Énormément d’études ces dernières années, de manière constante, exposent l’aspect anxiogène et déprimant de l’information comme une des raisons principales du désengagement des gens de l’actualité. Il est vrai que traditionnellement, les journalistes ont plutôt tendance à considérer une information lorsqu’il y a un problème. Or, de tout temps et partout dans le monde, des individus s’organisent pour répondre à ces mêmes problèmes. Mais parler des solutions proposées en honorant leur complexité demande un effort supplémentaire et une proximité avec les personnes impactées. En effet, aucune réponse n’est parfaite.

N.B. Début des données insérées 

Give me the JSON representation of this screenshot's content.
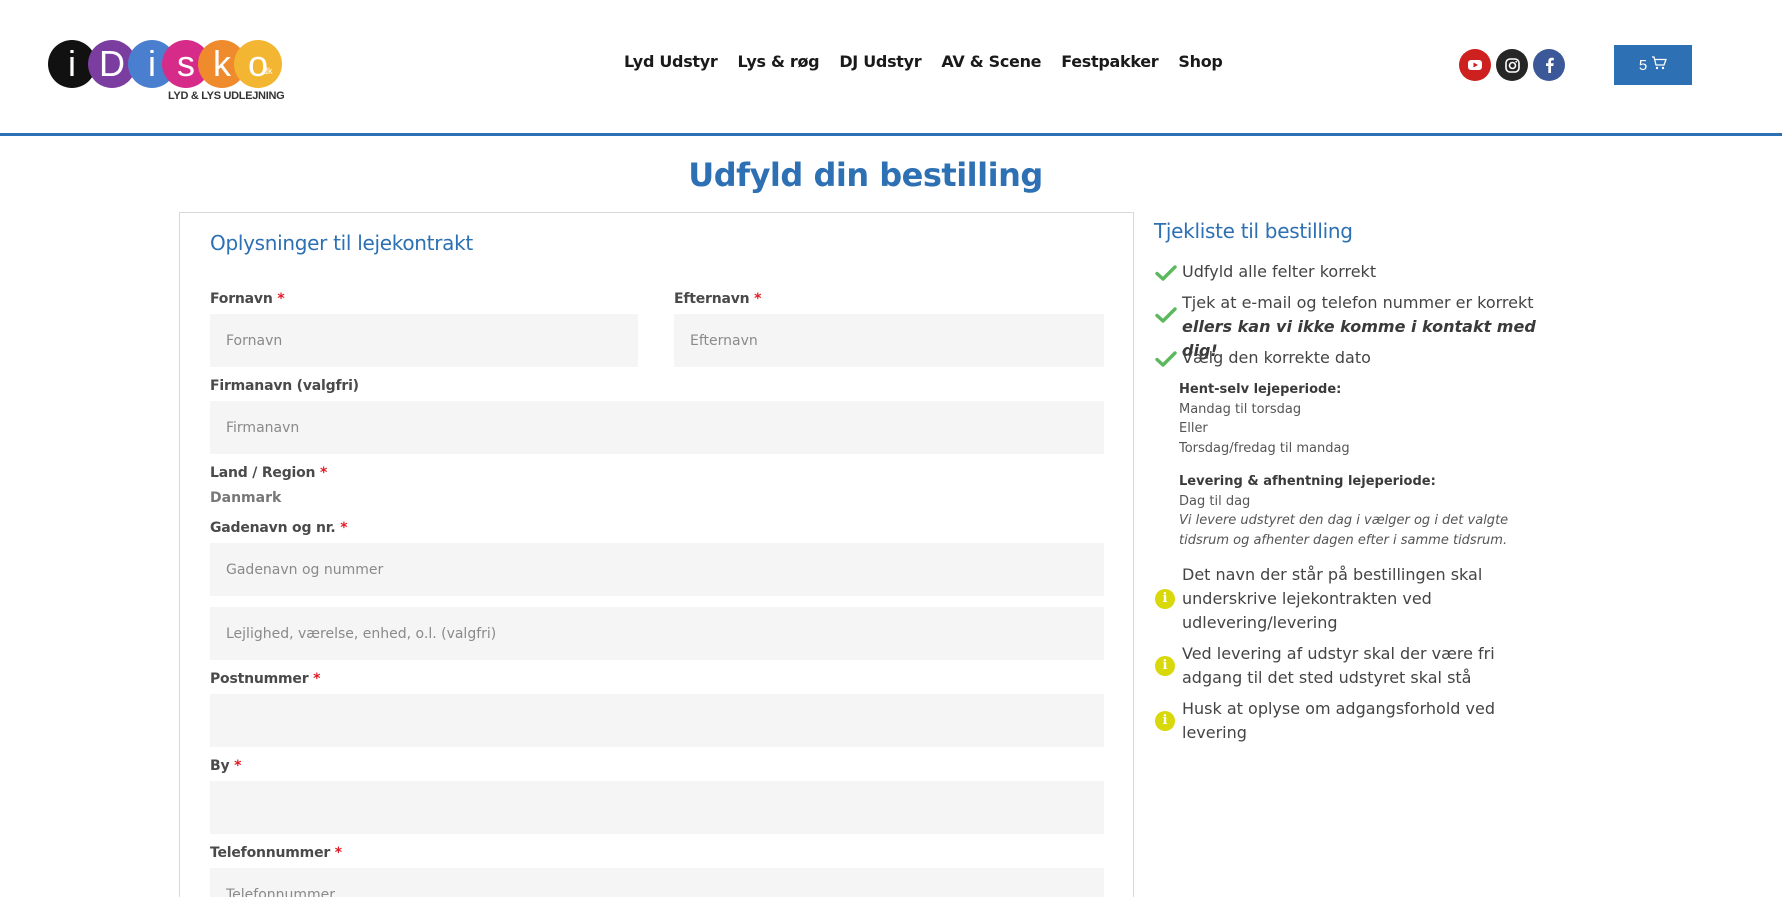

Je trouve que les journalistes simplifient les récits à travers une lecture des sujets souvent binaire. Par exemple, on a l’impression que le sujet des énergies renouvelables se résume à être pour ou contre le nucléaire ou les éoliennes. C’est cette simplification, incitant à choisir un camp, qui contribue à la polarisation. Cette pratique est héritée de la manière dont nous apprenons le métier. En effet, on nous apprend que l'opposition de deux points de vue permet de saisir une vision plus globale d'un sujet. Or, c’est beaucoup plus complexe que ça. Ces réflexes et ces habitudes se construisent, sans forcément qu’il y ait une volonté profonde des journalistes de tout simplifier.
Dans votre livre, vous appelez à « apaiser le récit ». Selon vous, le journalisme doit être reconnu comme un « métier du lien ». Comment faire pour « restaurer le dialogue » ?
Je crois qu’il y a plusieurs outils à la disposition des journalistes. Pour restaurer le dialogue, certains médias mettent en place des opérations comme Brut et La Croix et la plateforme « Faut qu’on parle ». Le concept : organiser une confrontation entre des gens qui ont des opinions opposées dans de bonnes conditions.
Recréer du lien, c’est construire une relation de proximité nécessaire avec son public. En d’autres termes, c’est l’impliquer, lui demander son avis et être à l’écoute de ses préoccupations. Par exemple, l’équipe de Nice Matin fait voter un grand dossier par mois à ses abonnés parmi différents sujets. Systématiquement, depuis plusieurs années, ils ne parviennent pas à deviner le choix qui va être fait. Donc nous ne pouvons pas, en tant que journalistes, partir du principe que nous connaissons les préoccupations des Français. Ensuite, il y a un travail à faire sur le langage utilisé, pour paraître plus accessible. Cela permettrait d’arrêter de donner cette impression que l’élite journalistique est déconnectée du peuple. Enfin, pour renouer la confiance, il faut expliquer sa démarche journalistique et être transparent sur la façon dont on a recueilli l’information.
Vous affirmez que « la refondation d’une écoute sincère est capable de réparer la démocratie ». Qu’entendez-vous par là ?
Les expériences de dialogue comme « Faut qu’on parle » le montrent : se sentir écouté apaise les tensions. Lorsqu’une personne est entendue, elle est moins sur la défensive et plus ouverte à la discussion. Quand il y a un conflit entre deux personnes, il suffit que l’une d’elles se mette à écouter l’autre pour que l’animosité baisse d’un cran. Pour moi, cela paraît tellement évident que c’est presque trop simple, mais la démarche d’écoute fait baisser la tension et peut nous sortir de l’impasse.
Propos recueillis par Madeline Humbert.